Sie können die Sicherheitsprotokolle und Verschlüsselungs-Suites konfigurieren, die der Listener auf der BSG-Client-Seite akzeptiert, indem Sie die Datei absg.properties bearbeiten.

Die zulässigen Protokolle sind (mit steigender Sicherheit) TLS 1.0, TLS 1.1 und TLS 1.2. Ältere Protokolle wie z. B. SSLv3 und frühere Versionen sind niemals zulässig. Zwei Eigenschaften, localHttpsProtocolLow und localHttpsProtocolHigh, legen den Protokollbereich fest, den der BSG-Listener akzeptiert. Wenn Sie beispielsweise localHttpsProtocolLow=tls1.0 und localHttpsProtocolHigh=tls1.2 festlegen, führt dies dazu, dass der Listener tls1.0, tls1.1 und tls1.2 akzeptiert. Die Standardeinstellungen sind localHttpsProtocolLow=tls1.2 und localHttpsProtocolHigh=tls1.2, was bedeutet, dass standardmäßig nur TLS 1.2 zulässig ist. Sie können die BSG-Datei absg.log überprüfen, um festzustellen, welche Werte für eine bestimmte BSG-Instanz in Kraft sind.

Sie müssen die Liste der Verschlüsselungen in dem Format angeben, das in OpenSSL definiert ist.

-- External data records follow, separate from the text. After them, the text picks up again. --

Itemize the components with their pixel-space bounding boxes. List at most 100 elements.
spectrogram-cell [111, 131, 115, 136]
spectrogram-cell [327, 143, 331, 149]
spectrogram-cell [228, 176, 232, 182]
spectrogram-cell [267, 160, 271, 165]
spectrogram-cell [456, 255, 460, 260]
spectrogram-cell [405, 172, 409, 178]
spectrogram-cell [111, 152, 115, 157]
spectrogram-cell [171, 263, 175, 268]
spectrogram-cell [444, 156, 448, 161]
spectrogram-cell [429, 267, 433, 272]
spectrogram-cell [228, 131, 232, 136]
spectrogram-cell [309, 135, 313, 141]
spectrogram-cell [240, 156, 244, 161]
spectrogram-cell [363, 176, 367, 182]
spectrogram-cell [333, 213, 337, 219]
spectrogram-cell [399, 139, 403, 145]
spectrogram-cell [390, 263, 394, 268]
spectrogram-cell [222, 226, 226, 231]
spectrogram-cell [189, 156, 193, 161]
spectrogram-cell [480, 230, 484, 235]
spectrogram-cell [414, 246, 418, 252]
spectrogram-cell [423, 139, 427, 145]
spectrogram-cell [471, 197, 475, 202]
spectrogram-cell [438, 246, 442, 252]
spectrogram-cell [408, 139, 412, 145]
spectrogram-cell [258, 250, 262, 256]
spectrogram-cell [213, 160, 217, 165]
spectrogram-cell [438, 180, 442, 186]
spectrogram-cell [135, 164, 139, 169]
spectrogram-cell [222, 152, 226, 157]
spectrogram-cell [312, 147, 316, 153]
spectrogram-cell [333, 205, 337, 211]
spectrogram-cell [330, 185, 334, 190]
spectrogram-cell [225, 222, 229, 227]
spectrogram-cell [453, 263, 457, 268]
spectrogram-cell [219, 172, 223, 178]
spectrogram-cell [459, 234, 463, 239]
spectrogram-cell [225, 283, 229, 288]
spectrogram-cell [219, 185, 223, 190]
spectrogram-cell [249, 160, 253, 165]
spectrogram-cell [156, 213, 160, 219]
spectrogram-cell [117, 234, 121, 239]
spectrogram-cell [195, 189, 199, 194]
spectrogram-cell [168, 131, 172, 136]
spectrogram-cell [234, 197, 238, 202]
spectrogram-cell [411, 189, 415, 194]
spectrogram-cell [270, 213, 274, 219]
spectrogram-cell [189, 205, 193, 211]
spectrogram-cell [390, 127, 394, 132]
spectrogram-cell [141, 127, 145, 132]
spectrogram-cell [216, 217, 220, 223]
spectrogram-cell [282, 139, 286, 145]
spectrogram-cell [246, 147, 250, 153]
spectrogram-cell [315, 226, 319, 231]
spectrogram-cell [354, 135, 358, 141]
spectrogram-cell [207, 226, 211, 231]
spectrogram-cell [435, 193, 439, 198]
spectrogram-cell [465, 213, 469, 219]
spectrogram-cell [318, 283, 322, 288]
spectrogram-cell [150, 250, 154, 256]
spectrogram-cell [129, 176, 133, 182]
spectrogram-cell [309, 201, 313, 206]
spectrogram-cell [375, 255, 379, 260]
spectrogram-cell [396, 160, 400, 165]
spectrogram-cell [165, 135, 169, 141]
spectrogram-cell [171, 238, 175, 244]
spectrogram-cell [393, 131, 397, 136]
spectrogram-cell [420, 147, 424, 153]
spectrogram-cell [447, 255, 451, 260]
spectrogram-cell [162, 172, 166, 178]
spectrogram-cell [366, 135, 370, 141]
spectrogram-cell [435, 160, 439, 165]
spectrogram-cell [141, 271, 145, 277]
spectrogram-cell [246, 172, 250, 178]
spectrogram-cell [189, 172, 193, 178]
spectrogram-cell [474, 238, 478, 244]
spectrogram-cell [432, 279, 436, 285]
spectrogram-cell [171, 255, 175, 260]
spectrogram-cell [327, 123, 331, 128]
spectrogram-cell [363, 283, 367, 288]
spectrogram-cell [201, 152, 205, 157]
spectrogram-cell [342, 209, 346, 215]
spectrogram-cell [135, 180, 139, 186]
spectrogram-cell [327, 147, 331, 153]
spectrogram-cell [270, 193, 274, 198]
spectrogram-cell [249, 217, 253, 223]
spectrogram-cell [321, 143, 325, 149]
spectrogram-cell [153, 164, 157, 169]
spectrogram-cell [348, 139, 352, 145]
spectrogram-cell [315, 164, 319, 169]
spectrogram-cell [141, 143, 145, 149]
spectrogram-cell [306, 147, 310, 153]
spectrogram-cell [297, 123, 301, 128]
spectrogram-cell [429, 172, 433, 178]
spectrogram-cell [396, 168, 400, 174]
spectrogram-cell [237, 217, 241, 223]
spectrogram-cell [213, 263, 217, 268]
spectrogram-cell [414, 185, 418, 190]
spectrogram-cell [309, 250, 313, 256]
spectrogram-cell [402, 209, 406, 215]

Sie können in einem Webbrowser nach openssl cipher string suchen und das Format der Verschlüsselungsliste anzeigen. Die folgende Verschlüsselungsliste wird standardmäßig verwendet:

ECDHE+AESGCM
Hinweis: Im FIPS-Modus sind nur GCM-Verschlüsselungs-Suites aktiviert ( ECDHE-RSA-AES256-GCM-SHA384:ECDHE-RSA-AES128-GCM-SHA256).

Prozedur

  1. Bearbeiten Sie auf der Verbindungsserver-Instanz die Datei Installationsverzeichnis\VMware\VMware View\Server\appblastgateway\absg.properties.
    Standardmäßig ist %ProgramFiles% das Installationsverzeichnis.
  2. Bearbeiten Sie die Eigenschaften localHttpsProtocolLow und localHttpsProtocolHigh, um einen Protokollbereich anzugeben.
    Beispiel:
    localHttpsProtocolLow=tls1.0
    localHttpsProtocolHigh=tls1.2

    Um nur ein Protokoll zu aktivieren, geben Sie dasselbe Protokoll für localHttpsProtocolLow und localHttpsProtocolHigh an.

  3. Bearbeiten Sie die Eigenschaft localHttpsCipherSpec, um eine Liste von Verschlüsselungs-Suites anzugeben.
    Beispiel:
    localHttpsCipherSpec=!aNULL:kECDH+AESGCM:ECDH+AESGCM:kECDH+AES:ECDH+AES
  4. Führen Sie einen Neustart des Windows-Diensts VMware Horizon Blast Secure Gateway durch.